Pythagore, la fève et nous
El foul en arabe, kyamoï en grec, la fève fait son chemin. De l'Egypte, à Pythagore à nous, en Algérie, malgré le dicton : trig el'foul 'awdjâ ( la route des fèves est tordue ).
Se fiant à l'idée fausse selon laquelle Pythagore végétarien se serait abstenu de manger des fèves, le poète Callimaque écrivit :
" Et les fèves, n'y touche pas, ce mets te causera du tort ! / Si je le dis, c'est en écho aux prescriptions de Pythagore.
Dans : les Nuits Attiques, Aulu-Gelle ( lettré latin, II siècle après JC ) citant Marcus Cicéron , dans: De la divination, note:
" Platon dit que, pour trouver le sommeil, il faut y avoir préparé son corps en évitant tout ce qui peut déranger ou troubler l'esprit. Voilà, pense-t-on, l'origine de cet interdit pythagoricien qui consiste à ne pas manger de fèves; c'est un fait que les forts ballonnements qu'elles provoquent empêchent d'atteindre la tranquillité d'esprit requise. "
Mais Aristoxène ( disciple d'Aristote ) affirme: "Pythagore jugeait que, de tous les légumes, la fève était le plus précieux. Il la disait émolliente et laxative. C'est pourquoi il en fit grand usage. "
Un vers extrait d'un poème d'Empédocle ( ancien disciple de Pythagore ) : "Malheureux, pauvres gueux, ne touchez pas aux fèves. " serait à l'origine de cette méprise sur l'abstinence de fèves.
La plupart des commentateurs croyant que le mot kyamoï en son usage courant désignait ici le légume. Or l'étude soigneuse des poèmes d'Empédocle dévoile que, dans ce contexte, kyamoï signifie testicules. Rapprochement étymologique entre kyamoï ( fèves ) et kyein ( enfanter ). Dans ce vers, le poète ne voulait donc pas détourner l'homme de la consommation des fèves, mais des caprices du plaisir charnel.
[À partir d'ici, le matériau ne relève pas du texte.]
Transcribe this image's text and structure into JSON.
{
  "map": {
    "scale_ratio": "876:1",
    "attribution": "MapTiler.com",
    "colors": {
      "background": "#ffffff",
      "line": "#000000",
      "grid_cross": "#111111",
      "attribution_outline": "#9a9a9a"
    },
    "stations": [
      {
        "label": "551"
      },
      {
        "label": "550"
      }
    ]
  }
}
Voici maintenant ce que dit Plutarque à propos du vétérarisme supposé de Pythogore: " Selon Aristote, les pythagoriciens ne mangeaient certes ni la matrice, ni le coeur des animaux et s'interdisaient aussi l'acalèphe ( animal marin appelé " ortie de mer " )et autres aliments similaires, mais ils utilisaient toutes les autres viandes. "
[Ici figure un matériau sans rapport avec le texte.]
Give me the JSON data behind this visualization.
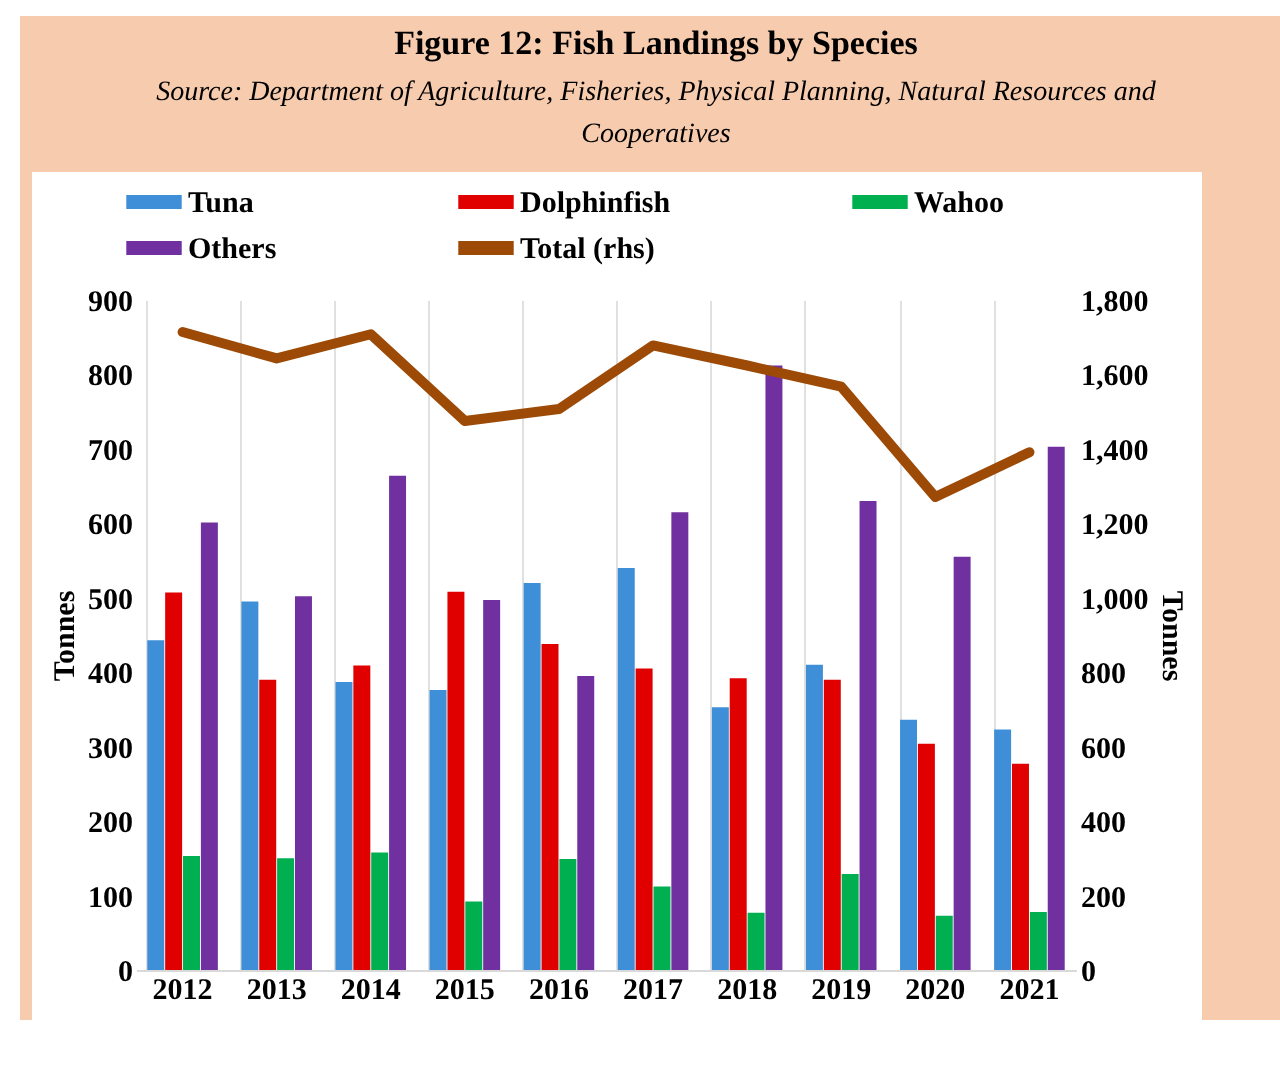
{
  "chart_data": {
    "type": "bar",
    "title": "Figure 12: Fish Landings by Species",
    "subtitle": "Source: Department of Agriculture, Fisheries, Physical Planning, Natural Resources and Cooperatives",
    "ylabel": "Tonnes",
    "y2label": "Tonnes",
    "categories": [
      "2012",
      "2013",
      "2014",
      "2015",
      "2016",
      "2017",
      "2018",
      "2019",
      "2020",
      "2021"
    ],
    "series": [
      {
        "name": "Tuna",
        "color": "#3e8fd8",
        "values": [
          443,
          495,
          387,
          376,
          520,
          540,
          353,
          410,
          336,
          323
        ]
      },
      {
        "name": "Dolphinfish",
        "color": "#e00000",
        "values": [
          507,
          390,
          409,
          508,
          438,
          405,
          392,
          390,
          304,
          277
        ]
      },
      {
        "name": "Wahoo",
        "color": "#00b050",
        "values": [
          153,
          150,
          158,
          92,
          149,
          112,
          77,
          129,
          73,
          78
        ]
      },
      {
        "name": "Others",
        "color": "#7030a0",
        "values": [
          601,
          502,
          664,
          497,
          395,
          615,
          812,
          630,
          555,
          703
        ]
      },
      {
        "name": "Total (rhs)",
        "type": "line",
        "axis": "y2",
        "color": "#9c4a06",
        "values": [
          1714,
          1643,
          1708,
          1475,
          1507,
          1678,
          1624,
          1567,
          1271,
          1391
        ]
      }
    ],
    "ylim": [
      0,
      900
    ],
    "yticks": [
      0,
      100,
      200,
      300,
      400,
      500,
      600,
      700,
      800,
      900
    ],
    "y2lim": [
      0,
      1800
    ],
    "y2ticks": [
      0,
      200,
      400,
      600,
      800,
      {
        "value": 1000,
        "label": "1,000"
      },
      {
        "value": 1200,
        "label": "1,200"
      },
      {
        "value": 1400,
        "label": "1,400"
      },
      {
        "value": 1600,
        "label": "1,600"
      },
      {
        "value": 1800,
        "label": "1,800"
      }
    ],
    "grid": "x",
    "legend": "top"
  }
}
A noter le double tabou médical et métaphysique concernant la fève: La cause médicale serait le favisme ( forme d'anémie grave provoquée par la consommation de fèves ou l'inhalation de leur pollen chez certains sujets présentant un déficit enzématique héréditaire, propre aux pays méditerranéens ). La cause métaphysique serait que la fève constituait aux yeux des pythagoriciens un point de passage pour les âmes en migration vers une réincarnation: s'en nourrir revenait à manger l'âme d'un mort. Uune sorte de cannibalisme transcendantal. Dans cet esprit, on raconte que Pythagore aurait refusé de traverser un champ de fèves pour échapper à ses meurtriers.